Question

In a previous exercise we discussed a water wheel of radius 15ft which is submerged 3ft in flowing water. A beetle is sitting on the very edge of the water wheel and we found that when the beetle made an angle of θ with the horizontal the beetle was f(θ)ft above the water where f(θ)=15sin(θ)+12. Assuming that θ is in radians now (the same equation still works), find the angle θ so that the beetle is exactly at the surface of the water, so that 8π≤θ≤10π, and so that cos(θ)>0. Round to two decimal places.

Answer 1

To find the angle θ so that the beetle is exactly at the surface of the water, set the function f(θ) equal to 0 and solve for θ. The angle θ is approximately 9.42 radians.

Step-by-step explanation:

To find the angle θ so that the beetle is exactly at the surface of the water, we need to set the function f(θ) equal to 0, as the beetle would be at water level. The equation is given by f(θ) = 15sin(θ) + 12. Setting f(θ) = 0, we have 15sin(θ) + 12 = 0. Rearranging the equation, we find that sin(θ) = -12/15 = -0.8.

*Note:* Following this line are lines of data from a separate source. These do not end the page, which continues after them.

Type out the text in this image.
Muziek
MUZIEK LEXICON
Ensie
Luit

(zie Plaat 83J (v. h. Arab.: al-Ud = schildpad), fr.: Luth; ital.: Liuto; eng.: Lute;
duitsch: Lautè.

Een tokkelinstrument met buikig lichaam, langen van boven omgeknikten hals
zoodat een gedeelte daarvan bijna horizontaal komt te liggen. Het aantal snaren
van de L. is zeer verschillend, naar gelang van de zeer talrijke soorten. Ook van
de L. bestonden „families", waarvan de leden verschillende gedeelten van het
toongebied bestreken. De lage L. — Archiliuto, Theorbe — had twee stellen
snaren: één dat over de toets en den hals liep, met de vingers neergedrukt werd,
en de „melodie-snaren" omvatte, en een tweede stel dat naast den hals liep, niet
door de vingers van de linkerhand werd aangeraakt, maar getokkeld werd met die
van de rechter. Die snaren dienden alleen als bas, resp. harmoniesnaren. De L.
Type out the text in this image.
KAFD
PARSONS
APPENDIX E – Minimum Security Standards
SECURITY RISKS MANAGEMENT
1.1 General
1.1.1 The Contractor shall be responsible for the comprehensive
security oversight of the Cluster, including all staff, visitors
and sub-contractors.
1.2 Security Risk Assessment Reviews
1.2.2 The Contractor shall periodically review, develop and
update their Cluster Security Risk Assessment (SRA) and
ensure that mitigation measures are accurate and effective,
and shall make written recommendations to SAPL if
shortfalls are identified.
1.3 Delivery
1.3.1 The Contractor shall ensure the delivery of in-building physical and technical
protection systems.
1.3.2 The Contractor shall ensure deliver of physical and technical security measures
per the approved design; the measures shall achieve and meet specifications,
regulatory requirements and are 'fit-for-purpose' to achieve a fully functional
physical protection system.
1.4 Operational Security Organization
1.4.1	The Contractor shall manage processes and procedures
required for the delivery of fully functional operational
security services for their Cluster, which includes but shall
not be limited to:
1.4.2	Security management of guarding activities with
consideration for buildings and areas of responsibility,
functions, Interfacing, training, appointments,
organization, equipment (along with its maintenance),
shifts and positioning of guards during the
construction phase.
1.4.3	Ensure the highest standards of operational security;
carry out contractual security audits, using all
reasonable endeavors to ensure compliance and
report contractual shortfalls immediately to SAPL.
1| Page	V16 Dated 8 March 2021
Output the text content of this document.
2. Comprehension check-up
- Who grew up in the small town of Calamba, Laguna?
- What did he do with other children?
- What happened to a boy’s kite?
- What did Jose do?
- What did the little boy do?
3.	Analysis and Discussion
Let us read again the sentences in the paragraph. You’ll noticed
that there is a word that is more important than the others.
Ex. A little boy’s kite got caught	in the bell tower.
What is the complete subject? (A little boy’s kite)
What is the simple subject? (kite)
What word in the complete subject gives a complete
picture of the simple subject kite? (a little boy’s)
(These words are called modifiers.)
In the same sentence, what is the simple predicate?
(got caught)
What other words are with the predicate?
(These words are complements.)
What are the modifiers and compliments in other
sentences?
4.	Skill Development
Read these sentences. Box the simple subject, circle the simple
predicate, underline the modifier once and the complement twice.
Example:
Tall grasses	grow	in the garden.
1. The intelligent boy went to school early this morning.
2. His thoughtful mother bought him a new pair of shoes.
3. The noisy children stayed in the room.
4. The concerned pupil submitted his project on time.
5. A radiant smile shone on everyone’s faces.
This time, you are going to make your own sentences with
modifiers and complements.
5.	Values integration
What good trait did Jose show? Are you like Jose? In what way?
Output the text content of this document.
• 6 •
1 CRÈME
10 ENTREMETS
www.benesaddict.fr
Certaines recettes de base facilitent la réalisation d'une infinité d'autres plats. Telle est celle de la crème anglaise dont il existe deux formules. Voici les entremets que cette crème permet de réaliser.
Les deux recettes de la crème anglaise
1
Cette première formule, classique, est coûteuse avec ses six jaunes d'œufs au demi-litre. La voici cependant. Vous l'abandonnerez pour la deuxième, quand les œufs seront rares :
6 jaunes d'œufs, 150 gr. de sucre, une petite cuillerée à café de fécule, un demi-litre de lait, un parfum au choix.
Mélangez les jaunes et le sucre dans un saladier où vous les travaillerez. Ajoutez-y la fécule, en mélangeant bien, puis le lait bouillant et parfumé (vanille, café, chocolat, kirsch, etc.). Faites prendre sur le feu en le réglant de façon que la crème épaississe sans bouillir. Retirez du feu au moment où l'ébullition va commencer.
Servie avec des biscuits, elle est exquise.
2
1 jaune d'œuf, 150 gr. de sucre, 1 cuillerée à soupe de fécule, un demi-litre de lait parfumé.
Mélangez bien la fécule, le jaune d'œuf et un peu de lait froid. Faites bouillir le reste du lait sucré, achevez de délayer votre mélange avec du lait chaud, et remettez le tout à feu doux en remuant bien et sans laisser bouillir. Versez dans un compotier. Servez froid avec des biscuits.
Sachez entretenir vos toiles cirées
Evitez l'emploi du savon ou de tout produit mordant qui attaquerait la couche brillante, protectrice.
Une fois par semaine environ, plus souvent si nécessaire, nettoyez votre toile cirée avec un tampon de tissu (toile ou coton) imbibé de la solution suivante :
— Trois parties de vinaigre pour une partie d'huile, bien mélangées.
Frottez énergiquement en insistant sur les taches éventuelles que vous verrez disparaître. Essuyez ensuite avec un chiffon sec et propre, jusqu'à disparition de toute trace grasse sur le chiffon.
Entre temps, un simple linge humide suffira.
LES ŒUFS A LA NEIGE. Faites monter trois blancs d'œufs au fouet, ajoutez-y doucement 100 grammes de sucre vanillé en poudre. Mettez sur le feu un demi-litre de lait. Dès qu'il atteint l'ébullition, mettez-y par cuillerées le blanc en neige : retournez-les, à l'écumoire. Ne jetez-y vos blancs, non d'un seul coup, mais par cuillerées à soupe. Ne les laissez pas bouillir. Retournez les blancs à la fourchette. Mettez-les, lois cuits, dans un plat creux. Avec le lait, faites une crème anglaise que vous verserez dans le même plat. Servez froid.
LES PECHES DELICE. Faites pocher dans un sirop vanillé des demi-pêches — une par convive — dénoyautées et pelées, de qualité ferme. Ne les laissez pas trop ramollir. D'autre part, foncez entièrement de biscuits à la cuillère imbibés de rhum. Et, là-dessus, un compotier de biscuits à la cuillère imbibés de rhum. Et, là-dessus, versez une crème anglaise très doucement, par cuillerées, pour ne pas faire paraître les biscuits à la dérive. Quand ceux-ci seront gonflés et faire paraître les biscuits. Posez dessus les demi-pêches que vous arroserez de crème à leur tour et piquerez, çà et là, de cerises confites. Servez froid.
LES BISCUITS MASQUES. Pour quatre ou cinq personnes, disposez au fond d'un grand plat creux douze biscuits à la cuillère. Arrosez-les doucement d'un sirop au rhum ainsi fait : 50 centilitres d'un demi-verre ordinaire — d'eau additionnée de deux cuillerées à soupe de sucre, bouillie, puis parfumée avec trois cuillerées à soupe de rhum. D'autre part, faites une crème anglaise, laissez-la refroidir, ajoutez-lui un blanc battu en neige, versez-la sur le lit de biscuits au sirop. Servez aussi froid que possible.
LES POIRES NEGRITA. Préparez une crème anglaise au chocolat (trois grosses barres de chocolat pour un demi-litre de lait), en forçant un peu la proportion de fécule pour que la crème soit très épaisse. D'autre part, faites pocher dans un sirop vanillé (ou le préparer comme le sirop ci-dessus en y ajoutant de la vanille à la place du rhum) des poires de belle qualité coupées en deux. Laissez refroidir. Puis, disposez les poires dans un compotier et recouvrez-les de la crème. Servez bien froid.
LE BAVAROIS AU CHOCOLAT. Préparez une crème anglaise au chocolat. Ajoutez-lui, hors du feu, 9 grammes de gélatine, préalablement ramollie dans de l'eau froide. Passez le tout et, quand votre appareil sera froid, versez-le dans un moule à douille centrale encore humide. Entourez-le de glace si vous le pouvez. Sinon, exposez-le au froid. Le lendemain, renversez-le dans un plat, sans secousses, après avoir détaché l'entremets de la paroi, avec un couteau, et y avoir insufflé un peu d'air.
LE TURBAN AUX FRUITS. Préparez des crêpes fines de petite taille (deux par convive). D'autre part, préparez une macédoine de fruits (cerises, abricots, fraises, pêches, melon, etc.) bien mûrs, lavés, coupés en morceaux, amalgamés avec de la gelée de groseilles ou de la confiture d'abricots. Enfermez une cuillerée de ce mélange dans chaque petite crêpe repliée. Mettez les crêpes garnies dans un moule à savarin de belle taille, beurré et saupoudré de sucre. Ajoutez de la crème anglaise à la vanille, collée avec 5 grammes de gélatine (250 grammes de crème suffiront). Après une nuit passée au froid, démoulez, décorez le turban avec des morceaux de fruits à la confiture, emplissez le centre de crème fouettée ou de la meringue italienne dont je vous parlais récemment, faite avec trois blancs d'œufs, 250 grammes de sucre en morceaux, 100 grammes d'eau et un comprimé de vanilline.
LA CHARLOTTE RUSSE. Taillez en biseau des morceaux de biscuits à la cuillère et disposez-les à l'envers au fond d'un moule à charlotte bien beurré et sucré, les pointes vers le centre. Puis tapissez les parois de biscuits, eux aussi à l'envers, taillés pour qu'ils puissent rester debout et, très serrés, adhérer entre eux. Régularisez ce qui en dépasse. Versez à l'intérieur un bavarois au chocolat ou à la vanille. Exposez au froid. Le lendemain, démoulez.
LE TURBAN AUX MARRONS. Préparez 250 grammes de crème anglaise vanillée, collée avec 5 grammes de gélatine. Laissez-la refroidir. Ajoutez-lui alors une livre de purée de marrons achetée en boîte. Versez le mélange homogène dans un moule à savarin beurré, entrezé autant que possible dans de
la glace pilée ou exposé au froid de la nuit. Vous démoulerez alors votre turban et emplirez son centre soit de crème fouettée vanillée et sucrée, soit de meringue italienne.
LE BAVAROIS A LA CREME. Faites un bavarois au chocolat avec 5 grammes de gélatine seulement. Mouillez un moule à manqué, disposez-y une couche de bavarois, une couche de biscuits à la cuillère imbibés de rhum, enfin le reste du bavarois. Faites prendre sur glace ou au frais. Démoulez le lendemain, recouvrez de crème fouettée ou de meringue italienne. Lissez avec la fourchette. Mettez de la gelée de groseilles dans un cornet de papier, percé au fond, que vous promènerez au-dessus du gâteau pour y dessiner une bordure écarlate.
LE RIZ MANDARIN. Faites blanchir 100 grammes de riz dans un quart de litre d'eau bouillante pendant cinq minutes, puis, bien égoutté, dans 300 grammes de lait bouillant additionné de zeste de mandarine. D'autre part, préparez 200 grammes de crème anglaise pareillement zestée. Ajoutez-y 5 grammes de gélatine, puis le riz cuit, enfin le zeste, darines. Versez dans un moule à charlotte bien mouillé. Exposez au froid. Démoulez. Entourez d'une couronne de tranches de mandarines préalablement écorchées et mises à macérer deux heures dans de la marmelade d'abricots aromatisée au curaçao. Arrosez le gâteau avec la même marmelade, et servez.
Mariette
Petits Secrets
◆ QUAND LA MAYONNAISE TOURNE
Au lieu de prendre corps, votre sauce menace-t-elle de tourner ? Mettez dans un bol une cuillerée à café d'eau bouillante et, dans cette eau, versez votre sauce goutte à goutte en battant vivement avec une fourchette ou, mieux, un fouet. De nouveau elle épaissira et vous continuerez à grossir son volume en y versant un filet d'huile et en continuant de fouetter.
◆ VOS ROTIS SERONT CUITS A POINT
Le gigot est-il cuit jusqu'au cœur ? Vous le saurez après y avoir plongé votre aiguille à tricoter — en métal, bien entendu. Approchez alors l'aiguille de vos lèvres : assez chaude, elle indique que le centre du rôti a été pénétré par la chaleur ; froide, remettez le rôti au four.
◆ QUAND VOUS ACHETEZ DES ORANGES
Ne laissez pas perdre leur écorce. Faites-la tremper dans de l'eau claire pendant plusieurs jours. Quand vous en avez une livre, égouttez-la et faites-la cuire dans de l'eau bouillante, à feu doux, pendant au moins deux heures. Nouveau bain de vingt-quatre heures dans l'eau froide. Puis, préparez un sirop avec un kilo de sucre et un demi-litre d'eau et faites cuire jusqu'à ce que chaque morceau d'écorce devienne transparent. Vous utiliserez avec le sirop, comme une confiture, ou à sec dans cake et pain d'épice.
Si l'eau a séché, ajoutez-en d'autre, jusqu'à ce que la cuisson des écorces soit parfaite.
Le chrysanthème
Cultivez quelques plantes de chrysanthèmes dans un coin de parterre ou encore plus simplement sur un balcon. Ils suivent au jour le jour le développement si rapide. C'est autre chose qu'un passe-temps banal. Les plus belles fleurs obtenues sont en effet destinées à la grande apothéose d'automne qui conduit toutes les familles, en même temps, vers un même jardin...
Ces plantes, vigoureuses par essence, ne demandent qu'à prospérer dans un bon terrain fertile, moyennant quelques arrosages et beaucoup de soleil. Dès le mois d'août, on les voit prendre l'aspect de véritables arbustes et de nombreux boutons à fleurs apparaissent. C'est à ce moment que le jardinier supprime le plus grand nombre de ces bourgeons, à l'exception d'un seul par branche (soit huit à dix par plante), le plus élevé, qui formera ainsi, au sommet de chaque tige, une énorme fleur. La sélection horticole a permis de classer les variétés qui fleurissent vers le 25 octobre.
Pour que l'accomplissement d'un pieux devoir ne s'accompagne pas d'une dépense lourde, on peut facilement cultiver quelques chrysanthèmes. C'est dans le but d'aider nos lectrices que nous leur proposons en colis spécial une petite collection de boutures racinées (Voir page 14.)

Since we want the angle θ such that 8π≤θ≤10π, we need to find the value of θ in that range which satisfies sin(θ) = -0.8. Using a calculator, we find that the value of θ which satisfies this condition is approximately 9.42 radians. Since cos(θ) > 0 in this range, and cos(θ) > 0 when 8π≤θ≤10π, this value of θ satisfies all the given conditions.

Therefore, the angle θ so that the beetle is exactly at the surface of the water is approximately 9.42 radians.